Затем идут два солдата, воевавших здесь, — один в Первую мировую, другой во Вторую. Это австрийский экспрессионист и визионер Тракль, раненный в бою под Городком (одно из его стихотворений адресовано этому гибельному месту) и покончивший с собой в краковском военном госпитале. Многие считают его великим поэтом. А тридцать лет спустя здесь воевал немец Бёлль — и остался цел. Действие его первой повести «Поезд придет вовремя» разворачивается между пунктами А и С — львовским борделем и линией фронта под Черновцами. Герой повести дезертирует и погибает вместе с прихваченной проституткой в точке В — в автомобиле по дороге на Станислав, забросанном гранатами то ли бандеровцами, то ли советскими партизанами.

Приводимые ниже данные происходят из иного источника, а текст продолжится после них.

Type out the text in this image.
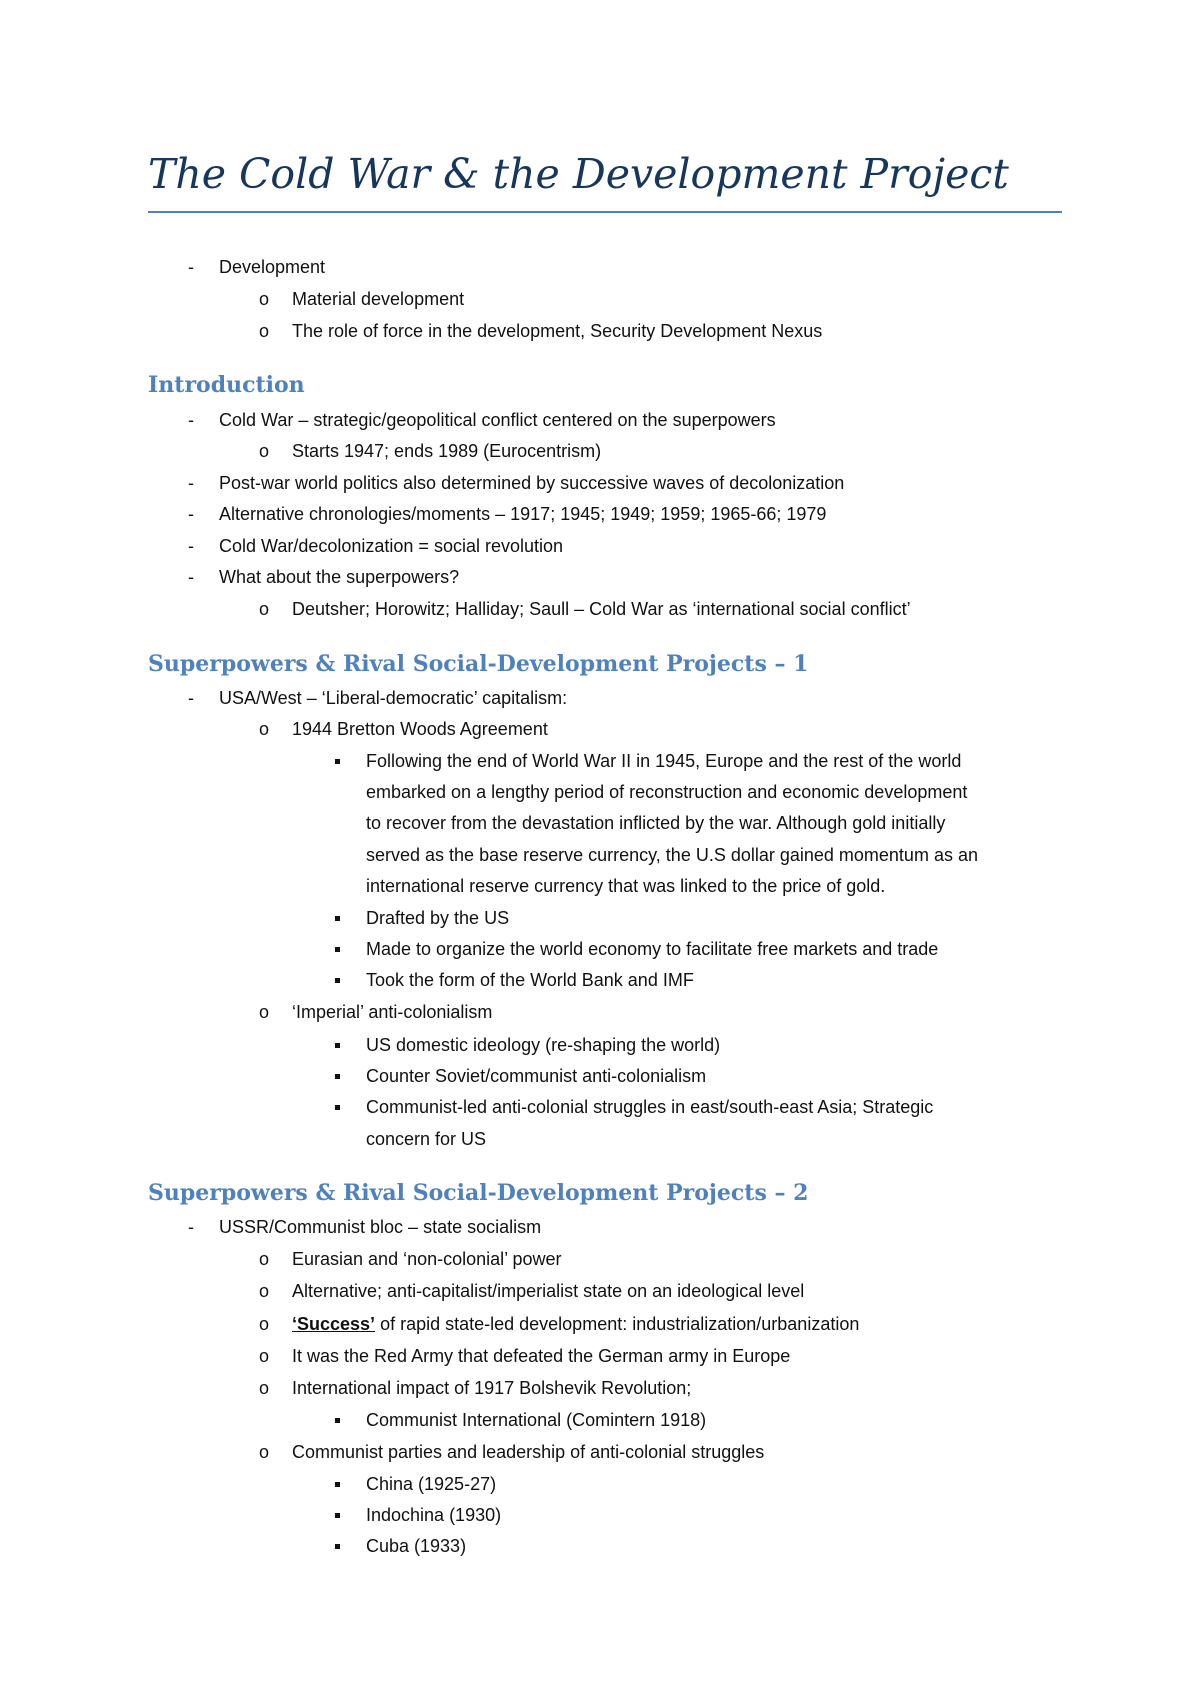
The Cold War & the Development Project
- Development
o Material development
o The role of force in the development, Security Development Nexus
Introduction
- Cold War – strategic/geopolitical conflict centered on the superpowers
o Starts 1947; ends 1989 (Eurocentrism)
- Post-war world politics also determined by successive waves of decolonization
- Alternative chronologies/moments – 1917; 1945; 1949; 1959; 1965-66; 1979
- Cold War/decolonization = social revolution
- What about the superpowers?
o Deutsher; Horowitz; Halliday; Saull – Cold War as ‘international social conflict’
Superpowers & Rival Social-Development Projects – 1
- USA/West – ‘Liberal-democratic’ capitalism:
o 1944 Bretton Woods Agreement
Following the end of World War II in 1945, Europe and the rest of the world
embarked on a lengthy period of reconstruction and economic development
to recover from the devastation inflicted by the war. Although gold initially
served as the base reserve currency, the U.S dollar gained momentum as an
international reserve currency that was linked to the price of gold.
Drafted by the US
Made to organize the world economy to facilitate free markets and trade
Took the form of the World Bank and IMF
o ‘Imperial’ anti-colonialism
US domestic ideology (re-shaping the world)
Counter Soviet/communist anti-colonialism
Communist-led anti-colonial struggles in east/south-east Asia; Strategic
concern for US
Superpowers & Rival Social-Development Projects – 2
- USSR/Communist bloc – state socialism
o Eurasian and ‘non-colonial’ power
o Alternative; anti-capitalist/imperialist state on an ideological level
o ‘Success’ of rapid state-led development: industrialization/urbanization
o It was the Red Army that defeated the German army in Europe
o International impact of 1917 Bolshevik Revolution;
Communist International (Comintern 1918)
o Communist parties and leadership of anti-colonial struggles
China (1925-27)
Indochina (1930)
Cuba (1933)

В Черновцах, куда так и не попал герой Бёлля, жил в это время молодой Анчел — известный впоследствии как Целан, которого также многие станут считать великим немецкоязычным поэтом (он покончит с собой в Париже в 1970 году, бросившись с моста в Сену). И хотя это уже Буковина, но это все тот же австро-венгерский космос, чей яд, раз попав в организм, уже не выводится из крови (не случайно венгры, бывшие титульной нацией в этой империи, вот уже столетие как чемпионы в области самоубийств, и никакие психиатры или социологи не в состоянии никак объяснить загадку их лидерства).

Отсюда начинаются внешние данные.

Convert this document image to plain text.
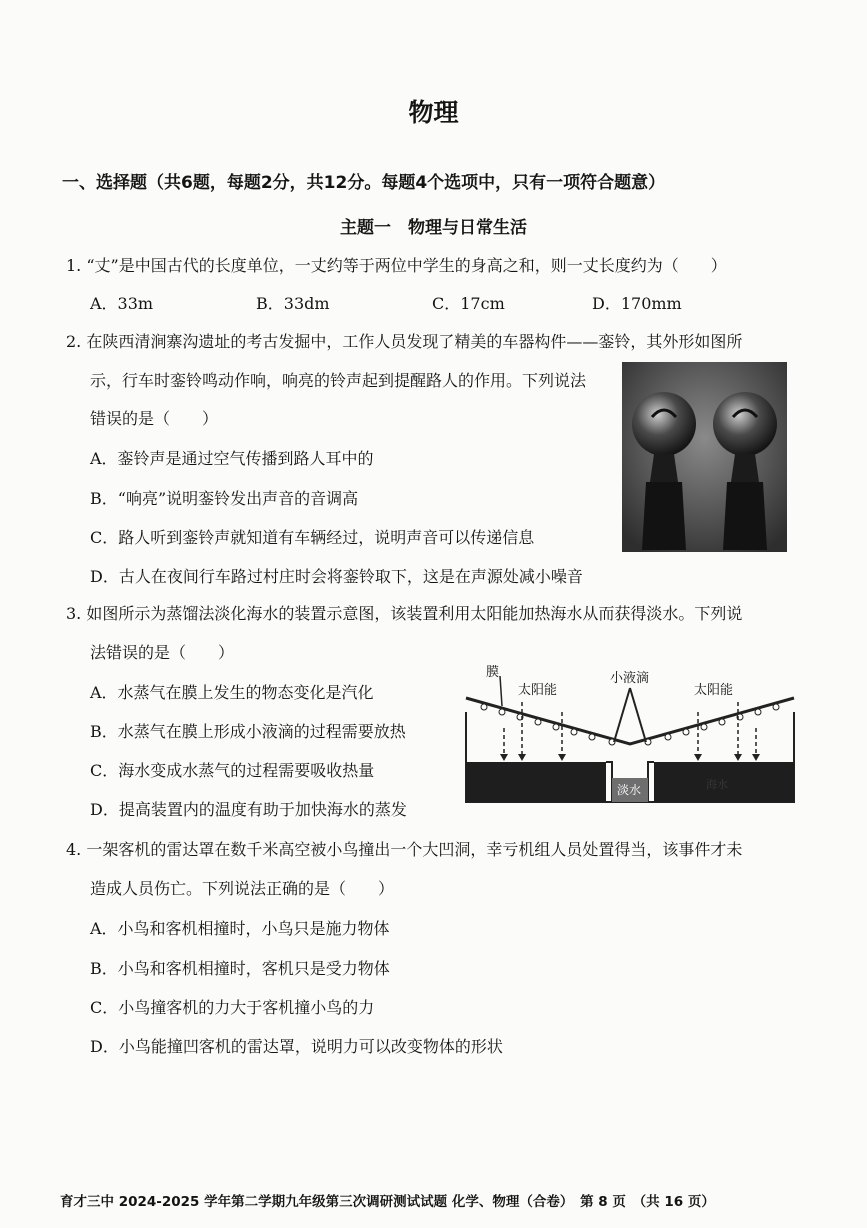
物理
一、选择题（共6题，每题2分，共12分。每题4个选项中，只有一项符合题意）
主题一　物理与日常生活
1. “丈”是中国古代的长度单位，一丈约等于两位中学生的身高之和，则一丈长度约为（　　）
A．33m	B．33dm	C．17cm	D．170mm
2. 在陕西清涧寨沟遗址的考古发掘中，工作人员发现了精美的车器构件——銮铃，其外形如图所
示，行车时銮铃鸣动作响，响亮的铃声起到提醒路人的作用。下列说法
错误的是（　　）
A．銮铃声是通过空气传播到路人耳中的
B．“响亮”说明銮铃发出声音的音调高
C．路人听到銮铃声就知道有车辆经过，说明声音可以传递信息
D．古人在夜间行车路过村庄时会将銮铃取下，这是在声源处减小噪音
3. 如图所示为蒸馏法淡化海水的装置示意图，该装置利用太阳能加热海水从而获得淡水。下列说
法错误的是（　　）
A．水蒸气在膜上发生的物态变化是汽化
B．水蒸气在膜上形成小液滴的过程需要放热
C．海水变成水蒸气的过程需要吸收热量
D．提高装置内的温度有助于加快海水的蒸发
膜
太阳能
小液滴
太阳能
淡水	海水
4. 一架客机的雷达罩在数千米高空被小鸟撞出一个大凹洞，幸亏机组人员处置得当，该事件才未
造成人员伤亡。下列说法正确的是（　　）
A．小鸟和客机相撞时，小鸟只是施力物体
B．小鸟和客机相撞时，客机只是受力物体
C．小鸟撞客机的力大于客机撞小鸟的力
D．小鸟能撞凹客机的雷达罩，说明力可以改变物体的形状
育才三中 2024-2025 学年第二学期九年级第三次调研测试试题 化学、物理（合卷）　第 8 页　（共 16 页）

Воевал также Йозеф Рот, родом из старинного еврейского местечка Броды Львовской области, покуда не был взят в плен Красной Армией. В австрийской литературе он более всех потрудился над тем, чтобы не дать бесследно исчезнуть обширной польско-украинской местечковой еврейской Атлантиде, окончательно поглощенной Второй мировой войной (в год начала которой он поспешил умереть). Трогательный факт — в Бродской средней школе существует музей этого писателя, в который осуществляют паломничество самые горячие из его почитателей (как «шульцоиды» со всего света — в Дрогобыч, к Бруно).

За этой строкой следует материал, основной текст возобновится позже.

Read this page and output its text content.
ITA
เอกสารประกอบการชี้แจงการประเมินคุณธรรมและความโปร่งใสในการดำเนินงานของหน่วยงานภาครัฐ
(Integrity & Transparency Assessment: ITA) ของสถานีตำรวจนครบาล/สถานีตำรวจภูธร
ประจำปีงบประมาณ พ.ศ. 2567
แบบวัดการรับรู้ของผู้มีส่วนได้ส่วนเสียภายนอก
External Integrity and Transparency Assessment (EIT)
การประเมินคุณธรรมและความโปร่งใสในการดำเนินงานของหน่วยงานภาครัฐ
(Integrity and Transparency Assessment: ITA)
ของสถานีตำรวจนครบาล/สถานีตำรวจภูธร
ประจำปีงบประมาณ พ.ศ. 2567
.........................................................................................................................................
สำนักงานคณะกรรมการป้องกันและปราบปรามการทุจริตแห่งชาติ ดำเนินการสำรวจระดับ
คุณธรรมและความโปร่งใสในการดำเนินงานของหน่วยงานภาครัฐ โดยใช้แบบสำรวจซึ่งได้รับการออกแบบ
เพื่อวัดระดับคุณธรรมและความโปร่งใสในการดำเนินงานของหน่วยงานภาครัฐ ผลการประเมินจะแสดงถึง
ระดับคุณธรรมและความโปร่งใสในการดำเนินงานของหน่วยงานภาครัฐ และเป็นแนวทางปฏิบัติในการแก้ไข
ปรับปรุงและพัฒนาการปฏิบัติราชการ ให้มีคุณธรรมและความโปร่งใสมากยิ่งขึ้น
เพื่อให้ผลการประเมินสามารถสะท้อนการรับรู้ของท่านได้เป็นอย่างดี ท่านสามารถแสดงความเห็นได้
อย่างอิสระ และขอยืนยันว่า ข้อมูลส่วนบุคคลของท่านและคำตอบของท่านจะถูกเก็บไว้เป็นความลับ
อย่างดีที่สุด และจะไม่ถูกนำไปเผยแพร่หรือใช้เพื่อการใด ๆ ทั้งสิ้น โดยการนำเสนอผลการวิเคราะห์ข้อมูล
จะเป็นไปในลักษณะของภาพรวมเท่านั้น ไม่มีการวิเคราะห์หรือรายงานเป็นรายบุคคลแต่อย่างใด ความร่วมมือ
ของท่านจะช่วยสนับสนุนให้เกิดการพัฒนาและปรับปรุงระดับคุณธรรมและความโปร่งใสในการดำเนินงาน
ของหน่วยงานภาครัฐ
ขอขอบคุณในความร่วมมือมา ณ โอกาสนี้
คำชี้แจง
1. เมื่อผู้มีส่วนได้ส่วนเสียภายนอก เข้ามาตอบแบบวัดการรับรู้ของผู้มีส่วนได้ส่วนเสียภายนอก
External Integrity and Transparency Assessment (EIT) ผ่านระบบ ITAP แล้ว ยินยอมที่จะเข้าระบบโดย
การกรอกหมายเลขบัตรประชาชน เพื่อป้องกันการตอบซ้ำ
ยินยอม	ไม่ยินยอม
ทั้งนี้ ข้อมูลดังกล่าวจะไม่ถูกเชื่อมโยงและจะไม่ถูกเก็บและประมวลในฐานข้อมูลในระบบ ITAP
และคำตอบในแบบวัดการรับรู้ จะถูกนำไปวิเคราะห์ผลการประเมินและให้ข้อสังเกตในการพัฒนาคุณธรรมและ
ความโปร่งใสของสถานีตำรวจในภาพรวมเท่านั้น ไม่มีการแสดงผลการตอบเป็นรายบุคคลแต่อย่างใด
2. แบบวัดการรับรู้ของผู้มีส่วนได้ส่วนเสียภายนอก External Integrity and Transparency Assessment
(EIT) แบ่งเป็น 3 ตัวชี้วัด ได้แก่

Здесь уместно будет перейти на другую воюющую сторону и вспомнить несомненный шедевр, генетически и враждебно связанный с той же Атлантидой и тем же космосом, — «Конармию» русского еврея Исаака Бабеля. Сама «описанность» полей и городков Волыни и Галиции пером такого класса дорогого стоит. Потому что только любопытствующий зануда станет разыскивать в собраниях сочинений А. Н. Толстого написанную здесь в 1915 году серию его фронтовых очерков и рассказов. Или всплескивать руками, вычитав из мемуаров основоположника «формального метода» в литературоведении и офицера автороты Виктора Шкловского, как холодной зимой того же года в городе Станиславе он порубил и сжег в печке фортепьяно. Как и выискивать следы пребывания на околицах Львова будущих Джозефа Конрада и Мартина Бубера, родителей Аполлинера-Костровицкого в Сокале и Фрейда в Бучаче, фиксировать приезды знаменитостей — от Честертона по Сарояна (очень ядовито, кстати, описавшего щегольски козыряющих на улицах Львова польских подхорунжих и вонь, доносящуюся из зарешеченных стоков канализации).
Русское присутствие в этом регионе не следует ни преувеличивать (влиятельная москвофильская «партия» была выкорчевана здесь под корень австрийцами в самом начале Первой мировой и частью казнена, частью уморена в концлагере Талергоф, — это десятки тысяч человек), ни преуменьшать (первопечатник Федоров тому порукой; Курбский умер и похоронен поблизости, в одном из волынских местечек; Петр любил здесь дебоширить проездом, но финансировал при этом Ставропигийское братство, — много чего было, разного).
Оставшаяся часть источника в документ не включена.